Minimal traffic on Washington’s roads has reduced vehicle accidents from 4,607 in February to 2,616 through Tuesday, said Ryan Burke, a Washington State Patrol trooper for Thurston County.

More people are staying home and some businesses have closed, so there are fewer accidents, he said. The number of accidents may decrease even more with the governor’s recent stay- home order.

“What causes the majority of our crashes is driver error,” said Trooper Jeff Sevigney, who is stationed in Spokane County. “So when there’s less drivers on the road that can certainly be correlated to less traffic crashes.”

The Davis Law Group in Seattle compared data from the third week of March 2019 and March 2020 and found a 78% drop in serious injury accidents statewide.

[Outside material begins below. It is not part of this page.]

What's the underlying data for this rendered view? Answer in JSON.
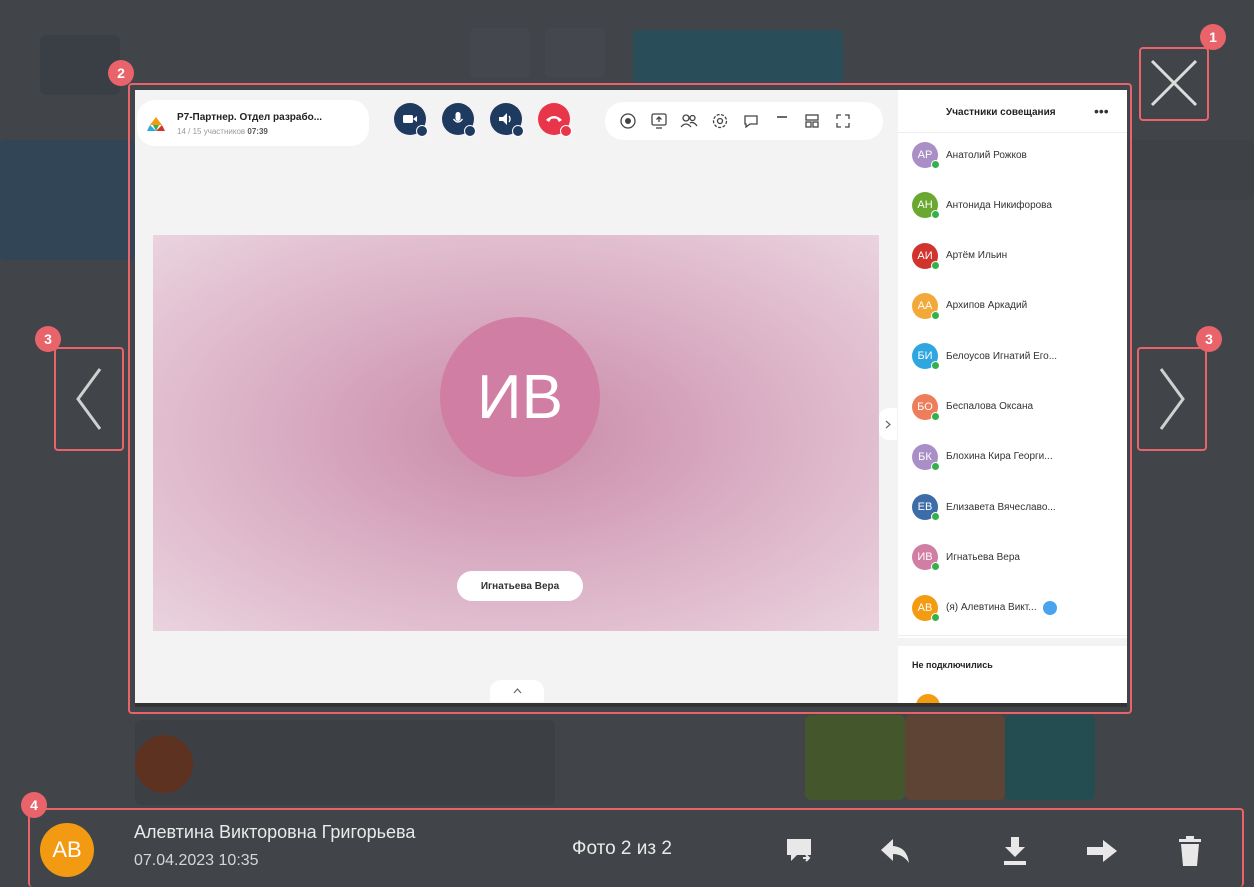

That included a 60% decrease in collisions in Spokane County and the city of Spokane, and a 63% decrease in Spokane Valley. Accidents in Seattle dropped by 76%, according to data collected by the law group.

Fewer cars are on the roads and many of the normally full Spokane parking lots are completely empty, said Spokane police Sgt. Terry Preuninger.

Highways across the state have also been less congested and safer. The law group found a 93% decrease in accidents on U.S. Highway 395 and an 81% decrease on Interstate 90.

“There’s just not as much traffic with folks social distancing, and many folks are working from home and with schools being shut down,” Sevigney said.

But speeding and distracted driving continue to be the leading factors for collisions, he said. Regardless of how many cars are on the roads, people need to remain focused while driving, he added.